By analyzing existing cross correlation between Global Centrated Portfolio and Mid Cap Growth, you can compare the effects of market volatilities on Global Concentrated and Mid Cap and check how they will diversify away market risk if combined in the same portfolio for a given time horizon. You can also utilize pair trading strategies of matching a long position in Global Concentrated with a short position of Mid Cap. Check out your portfolio center. Please also check ongoing floating volatility patterns of Global Concentrated and Mid Cap.
Diversification Opportunities for Global Concentrated and Mid Cap
0.83 | Correlation Coefficient |
Very poor diversification
The 3 months correlation between Global and Mid is 0.83. Overlapping area represents the amount of risk that can be diversified away by holding Global Centrated Portfolio and Mid Cap Growth in the same portfolio, assuming nothing else is changed. The correlation between historical prices or returns on Mid Cap Growth and Global Concentrated is a relative statistical measure of the degree to which these equity instruments tend to move together. The correlation coefficient measures the extent to which returns on Global Centrated Portfolio are associated (or correlated) with Mid Cap. Values of the correlation coefficient range from -1 to +1, where. The correlation of zero (0) is possible when the price movement of Mid Cap Growth has no effect on the direction of Global Concentrated i.e., Global Concentrated and Mid Cap go up and down completely randomly.
Pair Corralation between Global Concentrated and Mid Cap
Assuming the 90 days horizon Global Centrated Portfolio is expected to generate 0.61 times more return on investment than Mid Cap. However, Global Centrated Portfolio is 1.64 times less risky than Mid Cap. It trades about 0.0 of its potential returns per unit of risk. Mid Cap Growth is currently generating about -0.02 per unit of risk. If you would invest 2,223 in Global Centrated Portfolio on December 28, 2024 and sell it today you would lose (13.00) from holding Global Centrated Portfolio or give up 0.58% of portfolio value over 90 days.

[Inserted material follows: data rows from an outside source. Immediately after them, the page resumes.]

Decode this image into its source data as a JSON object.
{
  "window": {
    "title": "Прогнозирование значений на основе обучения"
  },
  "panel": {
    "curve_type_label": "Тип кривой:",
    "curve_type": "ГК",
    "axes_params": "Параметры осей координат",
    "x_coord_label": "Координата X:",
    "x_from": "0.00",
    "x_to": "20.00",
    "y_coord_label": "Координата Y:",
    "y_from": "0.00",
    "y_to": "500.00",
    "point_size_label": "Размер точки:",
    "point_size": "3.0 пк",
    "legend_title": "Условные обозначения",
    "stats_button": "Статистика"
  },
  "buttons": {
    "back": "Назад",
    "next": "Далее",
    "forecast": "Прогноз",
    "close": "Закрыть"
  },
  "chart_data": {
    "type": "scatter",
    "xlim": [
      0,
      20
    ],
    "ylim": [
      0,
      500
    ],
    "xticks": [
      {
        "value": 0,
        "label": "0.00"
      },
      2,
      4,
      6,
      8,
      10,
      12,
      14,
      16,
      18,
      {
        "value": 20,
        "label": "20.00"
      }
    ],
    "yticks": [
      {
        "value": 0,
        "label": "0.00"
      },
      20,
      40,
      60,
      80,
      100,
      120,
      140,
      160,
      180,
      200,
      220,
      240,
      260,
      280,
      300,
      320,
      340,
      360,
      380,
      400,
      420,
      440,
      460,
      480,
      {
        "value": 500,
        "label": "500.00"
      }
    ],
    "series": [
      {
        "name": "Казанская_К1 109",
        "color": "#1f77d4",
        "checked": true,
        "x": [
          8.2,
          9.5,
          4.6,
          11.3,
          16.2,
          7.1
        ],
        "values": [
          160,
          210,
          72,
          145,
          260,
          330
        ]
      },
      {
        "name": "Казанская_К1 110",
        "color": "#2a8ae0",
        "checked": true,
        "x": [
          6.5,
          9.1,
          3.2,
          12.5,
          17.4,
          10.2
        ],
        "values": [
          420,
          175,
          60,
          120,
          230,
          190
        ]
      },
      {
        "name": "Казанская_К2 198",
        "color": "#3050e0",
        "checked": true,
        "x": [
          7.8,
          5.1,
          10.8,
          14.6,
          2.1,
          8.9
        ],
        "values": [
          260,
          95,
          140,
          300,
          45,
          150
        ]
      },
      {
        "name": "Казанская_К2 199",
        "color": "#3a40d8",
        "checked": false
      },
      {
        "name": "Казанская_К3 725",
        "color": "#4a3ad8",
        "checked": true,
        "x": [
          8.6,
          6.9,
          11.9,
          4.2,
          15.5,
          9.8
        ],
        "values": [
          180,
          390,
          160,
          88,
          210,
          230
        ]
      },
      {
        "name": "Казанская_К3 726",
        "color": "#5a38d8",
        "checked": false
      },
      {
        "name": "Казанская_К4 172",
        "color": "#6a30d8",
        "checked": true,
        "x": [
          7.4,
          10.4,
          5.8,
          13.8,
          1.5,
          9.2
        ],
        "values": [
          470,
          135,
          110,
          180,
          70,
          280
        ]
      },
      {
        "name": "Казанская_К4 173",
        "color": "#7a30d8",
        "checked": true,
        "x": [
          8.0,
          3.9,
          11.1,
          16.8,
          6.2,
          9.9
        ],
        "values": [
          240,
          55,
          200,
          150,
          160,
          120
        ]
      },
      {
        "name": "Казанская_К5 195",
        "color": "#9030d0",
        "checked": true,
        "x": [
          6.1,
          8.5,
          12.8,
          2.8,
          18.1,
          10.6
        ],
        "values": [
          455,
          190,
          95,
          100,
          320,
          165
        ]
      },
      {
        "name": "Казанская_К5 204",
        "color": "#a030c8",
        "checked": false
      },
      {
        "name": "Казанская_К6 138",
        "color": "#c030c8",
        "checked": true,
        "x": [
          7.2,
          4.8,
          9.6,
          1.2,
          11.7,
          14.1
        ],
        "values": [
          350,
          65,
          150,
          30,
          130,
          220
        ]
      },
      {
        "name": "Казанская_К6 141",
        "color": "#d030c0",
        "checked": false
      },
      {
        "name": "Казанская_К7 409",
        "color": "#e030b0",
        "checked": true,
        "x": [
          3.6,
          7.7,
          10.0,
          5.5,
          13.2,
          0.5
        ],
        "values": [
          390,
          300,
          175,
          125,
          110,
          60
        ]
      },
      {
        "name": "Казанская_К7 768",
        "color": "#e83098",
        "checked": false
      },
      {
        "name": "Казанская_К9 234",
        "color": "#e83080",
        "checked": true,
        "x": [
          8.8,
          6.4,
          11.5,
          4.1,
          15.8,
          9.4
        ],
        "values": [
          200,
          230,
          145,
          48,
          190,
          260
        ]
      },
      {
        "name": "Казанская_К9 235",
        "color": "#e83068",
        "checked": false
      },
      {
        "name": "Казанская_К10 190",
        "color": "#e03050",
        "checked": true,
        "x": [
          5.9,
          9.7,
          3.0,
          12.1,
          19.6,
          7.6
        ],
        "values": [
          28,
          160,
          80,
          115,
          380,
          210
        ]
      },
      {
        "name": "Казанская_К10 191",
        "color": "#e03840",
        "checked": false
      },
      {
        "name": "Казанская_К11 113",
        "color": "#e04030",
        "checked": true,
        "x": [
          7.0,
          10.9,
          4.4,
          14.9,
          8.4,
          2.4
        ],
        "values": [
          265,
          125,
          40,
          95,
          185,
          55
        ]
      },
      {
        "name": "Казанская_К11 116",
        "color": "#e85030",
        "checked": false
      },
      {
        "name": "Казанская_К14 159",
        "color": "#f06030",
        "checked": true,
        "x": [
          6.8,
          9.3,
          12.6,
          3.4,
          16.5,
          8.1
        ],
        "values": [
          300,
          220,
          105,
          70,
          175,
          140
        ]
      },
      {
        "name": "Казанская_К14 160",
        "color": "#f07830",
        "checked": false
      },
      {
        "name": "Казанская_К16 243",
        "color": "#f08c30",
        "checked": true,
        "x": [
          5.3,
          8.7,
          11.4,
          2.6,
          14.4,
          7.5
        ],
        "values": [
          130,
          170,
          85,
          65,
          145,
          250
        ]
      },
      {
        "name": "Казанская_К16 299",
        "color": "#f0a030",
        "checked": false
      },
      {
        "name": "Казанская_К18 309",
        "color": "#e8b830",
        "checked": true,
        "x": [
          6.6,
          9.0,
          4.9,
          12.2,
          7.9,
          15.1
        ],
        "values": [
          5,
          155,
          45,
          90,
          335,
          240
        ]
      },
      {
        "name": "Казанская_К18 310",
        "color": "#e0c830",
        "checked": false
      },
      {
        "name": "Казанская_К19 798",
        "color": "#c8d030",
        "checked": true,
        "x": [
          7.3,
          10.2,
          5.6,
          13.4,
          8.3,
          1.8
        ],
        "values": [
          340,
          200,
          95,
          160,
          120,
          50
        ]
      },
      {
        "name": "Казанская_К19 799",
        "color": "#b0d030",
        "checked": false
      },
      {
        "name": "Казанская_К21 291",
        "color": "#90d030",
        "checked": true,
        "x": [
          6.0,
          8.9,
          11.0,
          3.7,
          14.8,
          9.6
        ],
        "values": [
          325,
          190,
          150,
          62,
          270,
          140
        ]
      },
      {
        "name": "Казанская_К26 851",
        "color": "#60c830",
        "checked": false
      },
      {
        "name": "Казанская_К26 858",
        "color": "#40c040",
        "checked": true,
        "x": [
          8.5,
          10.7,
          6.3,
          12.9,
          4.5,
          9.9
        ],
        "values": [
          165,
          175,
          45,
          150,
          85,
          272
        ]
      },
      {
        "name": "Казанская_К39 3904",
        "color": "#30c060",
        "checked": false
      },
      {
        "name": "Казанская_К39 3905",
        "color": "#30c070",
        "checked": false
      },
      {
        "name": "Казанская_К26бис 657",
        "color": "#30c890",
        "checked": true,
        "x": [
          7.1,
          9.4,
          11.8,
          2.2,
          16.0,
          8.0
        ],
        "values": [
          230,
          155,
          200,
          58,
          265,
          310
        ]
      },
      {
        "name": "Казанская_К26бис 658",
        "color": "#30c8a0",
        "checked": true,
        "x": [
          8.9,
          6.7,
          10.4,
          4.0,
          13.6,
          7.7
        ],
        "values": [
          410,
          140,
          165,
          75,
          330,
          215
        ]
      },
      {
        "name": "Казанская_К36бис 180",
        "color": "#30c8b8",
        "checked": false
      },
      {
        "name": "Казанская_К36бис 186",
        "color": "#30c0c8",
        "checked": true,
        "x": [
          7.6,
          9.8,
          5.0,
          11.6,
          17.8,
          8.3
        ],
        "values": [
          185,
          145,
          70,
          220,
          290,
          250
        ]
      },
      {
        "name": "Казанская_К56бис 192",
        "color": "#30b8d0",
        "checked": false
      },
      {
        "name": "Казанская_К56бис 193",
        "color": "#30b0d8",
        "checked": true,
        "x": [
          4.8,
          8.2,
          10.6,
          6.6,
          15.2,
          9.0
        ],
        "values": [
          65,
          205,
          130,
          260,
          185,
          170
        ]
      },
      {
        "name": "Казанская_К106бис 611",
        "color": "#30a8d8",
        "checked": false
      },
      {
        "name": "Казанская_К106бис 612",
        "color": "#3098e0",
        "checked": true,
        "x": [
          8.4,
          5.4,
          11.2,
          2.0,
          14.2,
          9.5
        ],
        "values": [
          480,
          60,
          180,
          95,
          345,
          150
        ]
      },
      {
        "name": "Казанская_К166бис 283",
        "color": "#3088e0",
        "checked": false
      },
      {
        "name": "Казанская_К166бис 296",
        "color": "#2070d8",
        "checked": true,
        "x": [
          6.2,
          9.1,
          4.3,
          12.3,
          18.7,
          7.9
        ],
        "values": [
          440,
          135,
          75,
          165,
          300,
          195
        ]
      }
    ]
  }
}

Time Period | 3 Months [change] |
Direction | Moves Together |
Strength | Strong |
Accuracy | 98.36% |
Values | Daily Returns |
Global Centrated Portfolio vs. Mid Cap Growth
Performance |
Timeline |
Global Centrated Por |
Mid Cap Growth |
Global Concentrated and Mid Cap Volatility Contrast
Predicted Return Density |
Returns |
Pair Trading with Global Concentrated and Mid Cap
The main advantage of trading using opposite Global Concentrated and Mid Cap positions is that it hedges away some unsystematic risk. Because of two separate transactions, even if Global Concentrated position performs unexpectedly, Mid Cap can make up some of the losses. Pair trading also minimizes risk from directional movements in the market. For example, if an entire industry or sector drops because of unexpected headlines, the short position in Mid Cap will offset losses from the drop in Mid Cap's long position.Global Concentrated vs. Putnam Global Financials | Global Concentrated vs. Financials Ultrasector Profund | Global Concentrated vs. John Hancock Financial | Global Concentrated vs. Fidelity Advisor Financial |
Check out your portfolio center.Note that this page's information should be used as a complementary analysis to find the right mix of equity instruments to add to your existing portfolios or create a brand new portfolio. You can also try the Stocks Directory module to find actively traded stocks across global markets.